The analysis reveals a distinct correlation between the measured energy consumption and the respective heating demand category. In average innovative nearly zero-energy buildings feature a lower energy consumption in reality compared to buildings with HD 50. The trend line between HD 50 and HD 10 (planned) reveals a reduction of the average measured heat energy consumption by a factor of 2 (from 60 to about 30 kWh/m2a).
Within the specific heating demand categories the energy consumption of buildings scatters significantly. For both low-energy and nearly zero-energy buildings the measured energy consumption data displays a broad range. The lowest and the highest value of a HD category differ in average by a factor of 3.
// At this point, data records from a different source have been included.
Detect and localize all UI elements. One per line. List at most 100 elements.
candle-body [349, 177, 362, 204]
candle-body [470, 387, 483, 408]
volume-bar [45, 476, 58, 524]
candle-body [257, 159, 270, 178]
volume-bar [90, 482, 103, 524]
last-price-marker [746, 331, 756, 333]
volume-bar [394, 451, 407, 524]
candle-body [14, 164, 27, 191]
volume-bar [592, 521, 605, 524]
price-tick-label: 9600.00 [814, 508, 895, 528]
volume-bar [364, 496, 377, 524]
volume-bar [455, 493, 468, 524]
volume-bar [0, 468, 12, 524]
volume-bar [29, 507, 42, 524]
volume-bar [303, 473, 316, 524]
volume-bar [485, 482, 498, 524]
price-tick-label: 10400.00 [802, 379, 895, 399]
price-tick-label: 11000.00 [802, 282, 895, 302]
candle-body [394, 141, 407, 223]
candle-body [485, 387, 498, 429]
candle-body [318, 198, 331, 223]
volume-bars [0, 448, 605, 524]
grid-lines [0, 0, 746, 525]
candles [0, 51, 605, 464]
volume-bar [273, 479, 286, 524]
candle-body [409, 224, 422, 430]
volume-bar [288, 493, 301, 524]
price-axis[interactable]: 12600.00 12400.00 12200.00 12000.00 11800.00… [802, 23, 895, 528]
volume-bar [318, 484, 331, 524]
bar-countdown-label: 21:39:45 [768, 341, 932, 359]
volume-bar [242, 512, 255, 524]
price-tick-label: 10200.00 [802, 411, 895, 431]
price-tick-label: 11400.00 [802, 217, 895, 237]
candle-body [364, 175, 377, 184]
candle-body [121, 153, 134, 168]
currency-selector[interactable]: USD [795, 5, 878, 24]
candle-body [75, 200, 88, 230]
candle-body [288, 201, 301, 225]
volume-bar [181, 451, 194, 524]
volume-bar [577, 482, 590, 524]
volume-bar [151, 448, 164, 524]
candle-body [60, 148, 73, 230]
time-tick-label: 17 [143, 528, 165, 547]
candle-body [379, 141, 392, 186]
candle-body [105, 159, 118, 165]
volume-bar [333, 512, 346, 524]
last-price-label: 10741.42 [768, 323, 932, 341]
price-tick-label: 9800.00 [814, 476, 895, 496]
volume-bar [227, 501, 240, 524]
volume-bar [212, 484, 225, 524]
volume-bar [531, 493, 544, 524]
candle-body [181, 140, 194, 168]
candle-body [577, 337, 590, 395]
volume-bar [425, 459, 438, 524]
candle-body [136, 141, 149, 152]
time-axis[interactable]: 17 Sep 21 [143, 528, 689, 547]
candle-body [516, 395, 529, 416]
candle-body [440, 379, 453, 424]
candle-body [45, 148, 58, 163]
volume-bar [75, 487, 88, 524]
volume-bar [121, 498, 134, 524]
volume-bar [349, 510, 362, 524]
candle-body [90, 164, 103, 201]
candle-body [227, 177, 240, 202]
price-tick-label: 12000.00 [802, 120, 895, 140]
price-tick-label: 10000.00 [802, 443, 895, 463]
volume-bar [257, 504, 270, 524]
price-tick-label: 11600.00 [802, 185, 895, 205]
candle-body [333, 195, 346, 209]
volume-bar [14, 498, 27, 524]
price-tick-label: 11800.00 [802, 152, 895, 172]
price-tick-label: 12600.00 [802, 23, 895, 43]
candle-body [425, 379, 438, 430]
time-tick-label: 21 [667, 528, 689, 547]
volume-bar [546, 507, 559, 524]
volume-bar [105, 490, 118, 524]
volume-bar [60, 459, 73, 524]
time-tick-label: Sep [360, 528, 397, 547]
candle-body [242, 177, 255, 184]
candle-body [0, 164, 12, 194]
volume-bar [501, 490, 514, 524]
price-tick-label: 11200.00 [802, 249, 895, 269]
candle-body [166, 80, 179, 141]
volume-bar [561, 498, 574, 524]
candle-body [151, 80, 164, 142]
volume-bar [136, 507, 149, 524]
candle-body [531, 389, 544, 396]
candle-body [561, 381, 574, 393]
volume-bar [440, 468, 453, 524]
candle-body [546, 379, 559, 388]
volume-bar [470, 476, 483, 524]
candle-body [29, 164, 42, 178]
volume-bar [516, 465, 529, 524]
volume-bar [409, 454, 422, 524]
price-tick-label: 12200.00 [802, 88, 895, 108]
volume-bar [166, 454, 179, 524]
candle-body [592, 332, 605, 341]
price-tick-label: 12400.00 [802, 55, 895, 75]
Surveyed energy tariffs of individual objects vary tremendously and therefore have a large impact on energy cost. Besides energy cost also maintenance cost are an important cost factor. Maintenance cost imply a considerable potential for cost reduction. There is a tendency that lower energy cost are compensated by higher maintenance cost and electricity cost for the ventilation system in particularly energy-efficient buildings.
The cost optimality calculation for a period of 30 years results in minor cost differences between different energy-efficiency standards. This result is in line with other studies. Current minimum energy performance requirements are located in the cost-optimal level. However a moderate strengthening of the requirements towards the cost optimum is feasible.
Innovative building standards can only be cost efficient if the proposed heating demand levels are reached in practice and if maintenance of the building technology is provided at optimal cost. The compliance of energy consumption with energy demand levels depends on several parameters, which are: Validity of the calculation, quality assurance over the whole planning, construction and commissioning process as well as user behaviour.
Due to the significant scattering of data it is questionable to draw general conclusions for the profitability of building standards on the basis of data of individual objects.
For a further propagation of innovative building concepts additional impulses for quality assurance over the whole planning, construction and commissioning process as well as during operation are necessary. A moderate tightening of the current minimum energy performance requirements with respect to the 202020 goals is feasible also from the economic point of view. Affordable solutions for a continuous and standardised energy consumption and cost monitoring systems are an important aspect of quality assurance.
The results are a guide to define which incentive systems will facilitate the further propagation of innovative building standards best. Future incentive systems should be strongly oriented on quality assurance and should require continuous energy monitoring systems as a mandatory element for the eligibility for funding.
Prospects / Suggestions for future research
The analysis contains data of existing innovative buildings with an age of 5 to 10 years, which belong to the “first generation” of low-energy and nearly zero-energy buildings. In the meantime additional know-how was gathered and technological development, especially with respect to cost-efficient solutions, has taken place. Therefore an ongoing data analysis with data from new buildings is essential.
Quality assurance plays a key role for the propagation of innovative technologies. The central tool of quality assurance is a detailed energy consumption and cost monitoring.
Research and development activities should therefore focus on standardised and affordable monitoring solutions on the one hand. On the other hand detailed energy consumption and cost monitoring systems together with an economic assessment should be applied in future pilot- and demonstration projects.